If you're French in your taste, you can pull in your waist, and imbibe, till all
  consciousness ceases,
Absinthe and Vermouth, with the Boulonnais youth, and play billiards like
  mad for franc pieces —
You can sit in a café with gents rather raffy — a weed in your teeth you
  can make fast,
And French training to show, take grapes, soup, and Bordeaux at
  twelve-thirty, and call it a breakfast!

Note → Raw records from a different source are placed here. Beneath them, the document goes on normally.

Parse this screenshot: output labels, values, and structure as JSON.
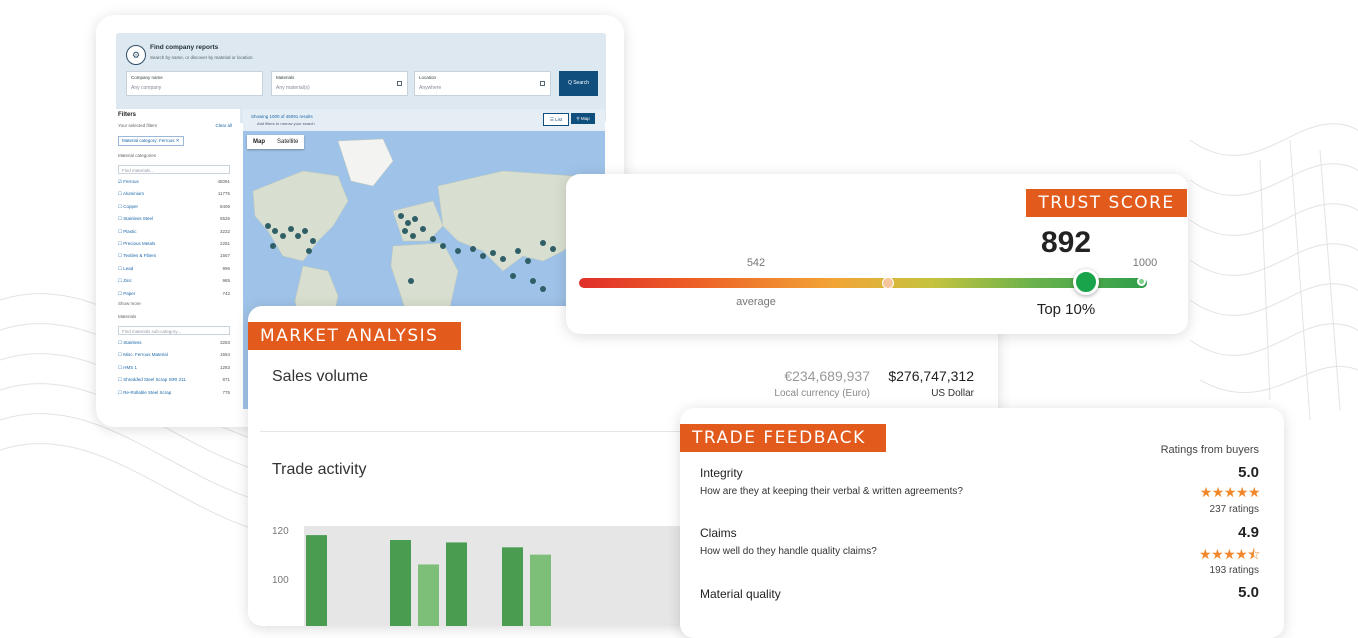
{
  "app": {
    "panel_title": "Find company reports",
    "panel_subtitle": "Search by name, or discover by material or location",
    "company_label": "Company name",
    "company_placeholder": "Any company",
    "materials_label": "Materials",
    "materials_placeholder": "Any material(s)",
    "location_label": "Location",
    "location_placeholder": "Anywhere",
    "search_button": "Q  Search",
    "filters_title": "Filters",
    "your_selected_filters": "Your selected filters",
    "clear_all": "Clear all",
    "chip": "Material category: Ferrous ✕",
    "material_categories": "Material categories",
    "find_materials": "Find materials...",
    "categories": [
      {
        "label": "☑ Ferrous",
        "count": "45091"
      },
      {
        "label": "☐ Aluminium",
        "count": "11775"
      },
      {
        "label": "☐ Copper",
        "count": "8406"
      },
      {
        "label": "☐ Stainless Steel",
        "count": "5526"
      },
      {
        "label": "☐ Plastic",
        "count": "3232"
      },
      {
        "label": "☐ Precious Metals",
        "count": "2251"
      },
      {
        "label": "☐ Textiles & Fibers",
        "count": "1557"
      },
      {
        "label": "☐ Lead",
        "count": "995"
      },
      {
        "label": "☐ Zinc",
        "count": "985"
      },
      {
        "label": "☐ Paper",
        "count": "742"
      }
    ],
    "show_more": "Show more",
    "materials_title": "Materials",
    "find_subcategory": "Find materials sub-category...",
    "materials": [
      {
        "label": "☐ Stainless",
        "count": "3283"
      },
      {
        "label": "☐ Misc. Ferrous Material",
        "count": "1654"
      },
      {
        "label": "☐ HMS 1",
        "count": "1283"
      },
      {
        "label": "☐ Shredded Steel Scrap ISRI 211",
        "count": "871"
      },
      {
        "label": "☐ Re-Rollable Steel Scrap",
        "count": "775"
      }
    ],
    "map_info": "Showing 1000 of 45091 results",
    "map_info2": "Add filters to narrow your search",
    "list_btn": "☰ List",
    "map_btn": "⚲ Map",
    "map_tab": "Map",
    "satellite_tab": "Satellite"
  },
  "trust": {
    "banner": "TRUST SCORE",
    "score": "892",
    "average_value": "542",
    "max_value": "1000",
    "average_label": "average",
    "rank": "Top 10%",
    "score_fraction": 0.892,
    "average_fraction": 0.542
  },
  "market": {
    "banner": "MARKET ANALYSIS",
    "sales_label": "Sales volume",
    "eur_value": "€234,689,937",
    "usd_value": "$276,747,312",
    "eur_sub": "Local currency (Euro)",
    "usd_sub": "US Dollar",
    "trade_label": "Trade activity"
  },
  "feedback": {
    "banner": "TRADE FEEDBACK",
    "ratings_header": "Ratings from buyers",
    "items": [
      {
        "title": "Integrity",
        "question": "How are they at keeping their verbal & written agreements?",
        "score": "5.0",
        "stars": "★★★★★",
        "ratings": "237 ratings"
      },
      {
        "title": "Claims",
        "question": "How well do they handle quality claims?",
        "score": "4.9",
        "stars": "★★★★⯪",
        "ratings": "193 ratings"
      },
      {
        "title": "Material quality",
        "question": "",
        "score": "5.0",
        "stars": "",
        "ratings": ""
      }
    ]
  },
  "chart_data": {
    "type": "bar",
    "y_ticks": [
      "120",
      "100"
    ],
    "ylim": [
      80,
      125
    ],
    "values": [
      118,
      0,
      0,
      116,
      106,
      115,
      0,
      113,
      110
    ],
    "colors": [
      "#4a9d50",
      "#4a9d50",
      "#4a9d50",
      "#4a9d50",
      "#7dbf78",
      "#4a9d50",
      "#4a9d50",
      "#4a9d50",
      "#7dbf78"
    ]
  }
}
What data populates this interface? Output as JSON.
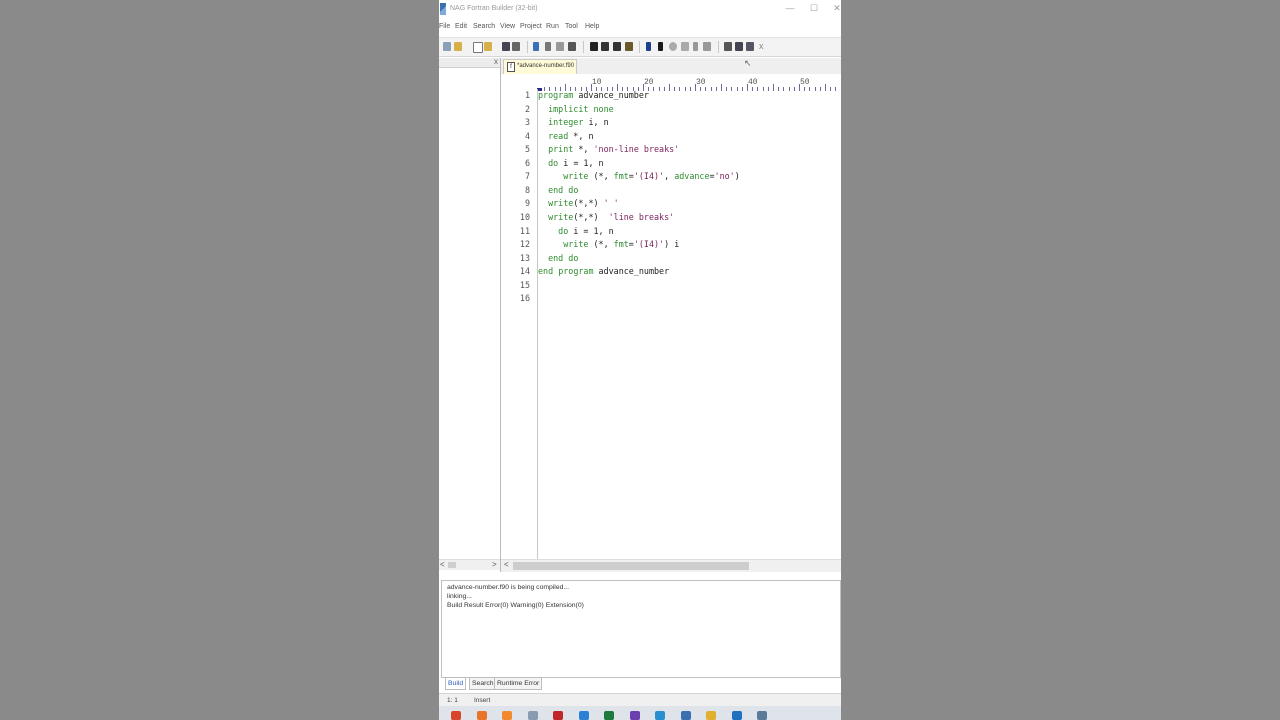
{
  "window": {
    "title": "NAG Fortran Builder (32-bit)",
    "minimize": "—",
    "maximize": "☐",
    "close": "✕"
  },
  "menu": [
    "File",
    "Edit",
    "Search",
    "View",
    "Project",
    "Run",
    "Tool",
    "Help"
  ],
  "toolbar": {
    "icons": [
      "new-project-icon",
      "open-icon",
      "new-file-icon",
      "open-file-icon",
      "save-icon",
      "print-icon",
      "undo-icon",
      "cut-icon",
      "copy-icon",
      "paste-icon",
      "find-icon",
      "find-next-icon",
      "find-prev-icon",
      "replace-icon",
      "build-icon",
      "run-icon",
      "debug-icon",
      "step-icon",
      "stop-icon",
      "tile-icon",
      "window-icon",
      "window2-icon"
    ],
    "close": "x"
  },
  "left_panel": {
    "close": "x",
    "scroll_left": "<",
    "scroll_right": ">"
  },
  "editor": {
    "tab_name": "*advance-number.f90",
    "ruler_numbers": [
      "10",
      "20",
      "30",
      "40",
      "50"
    ],
    "lines": [
      {
        "n": "1",
        "code": "program advance_number"
      },
      {
        "n": "2",
        "code": "  implicit none"
      },
      {
        "n": "3",
        "code": "  integer i, n"
      },
      {
        "n": "4",
        "code": "  read *, n"
      },
      {
        "n": "5",
        "code": "  print *, 'non-line breaks'"
      },
      {
        "n": "6",
        "code": "  do i = 1, n"
      },
      {
        "n": "7",
        "code": "     write (*, fmt='(I4)', advance='no')"
      },
      {
        "n": "8",
        "code": "  end do"
      },
      {
        "n": "9",
        "code": "  write(*,*) ' '"
      },
      {
        "n": "10",
        "code": "  write(*,*)  'line breaks'"
      },
      {
        "n": "11",
        "code": "    do i = 1, n"
      },
      {
        "n": "12",
        "code": "     write (*, fmt='(I4)') i"
      },
      {
        "n": "13",
        "code": "  end do"
      },
      {
        "n": "14",
        "code": "end program advance_number"
      },
      {
        "n": "15",
        "code": ""
      },
      {
        "n": "16",
        "code": ""
      }
    ],
    "scroll_left": "<"
  },
  "output": {
    "lines": [
      "advance-number.f90 is being compiled...",
      "linking...",
      "Build Result Error(0) Warning(0) Extension(0)"
    ],
    "tabs": [
      "Build",
      "Search",
      "Runtime Error"
    ]
  },
  "status": {
    "position": "1:   1",
    "mode": "Insert"
  },
  "taskbar": {
    "colors": [
      "#d9452b",
      "#e8742a",
      "#f08a2c",
      "#8a9ab0",
      "#c0262a",
      "#2b7fd4",
      "#1f7a3e",
      "#6a3fb0",
      "#2a8fd0",
      "#3a6fb0",
      "#e0b030",
      "#2070c0",
      "#5a7a9a"
    ]
  }
}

Or, if you incline to tea rather than wine (British dishes your mind,
  perhaps, takes to),
You will find over here very good bitter beer, and chops, buns, and roast
  beef, and rump steaks, too!
You can row, fish, or ride, or go bathing beside, in a dress rather given to
  ripping,
Or sit down on the pier, which costs nothing (not dear), and talk out, like a
  tar, on the shipping!
    Though other towns can boast of crowns,
      I think you'll freely own,
    For bathing rare, and breezy air,
      There's nothing like Boulogne!
  Illustration by Gilbert

And although it seems strange, and beyond British range, to behold in all
  decentish weather,
Pretty modest young maids and tall strapping young blades side by side
  in the water together;
Yet we soon get to see, though startling it be, we need find no important
  alarm in it —
For they manage it so that in couples they go, and there's sorrow a tittle
  of harm in it.
Each girl wears a dress that a prude would confess is most proper to
  wear, and each fellow
In a striped trouser-shirt, which fits tight (but don't hurt) like a fisher's in
  MASANIELLO.
They splash and they plunge, and they dive and they lunge, and they float
  and they jump, and they dance, they do;
For in all bathing matters they beat us to tatters — They manage them
  better in France, they do!
    Though other towns can boast of crowns,
      I think you'll freely own,
    For bathing rare, and breezy air,
      There's nothing like Boulogne!
  Illustration by Gilbert

Illustration by Gilbert  
The Etablissement balls, and the dresses and shawls, and the brandy
  — they've always the best of it;
The marvelous dresses, the yellow dyed tresses, vandyked petticoats,
  and the rest of it.
Those old dogs of nineteen, who the world must have seen, they so
  patronise, cherish, and foster us;
Those reckless nerve-shockers, in gay knickerbockers, and legs which
  are simply preposterous.
Then the brave fisher girls, in their earrings and curls, and their smiles
  when you go to buy shrimps of 'em;
And their marvelous legs, like mahogany pegs, and their wonderful caps
  and the crimps of 'em!
And their singular talk as together they walk — never linguist attained at
  the case of them —
And their jackets in stripes, and their crosses and pipes, and their
  petticoats down to the knees of them!
    Though other towns can boast of crowns,
      I think you'll freely own,
    For bathing rare, and breezy air,
      There's nothing like Boulogne!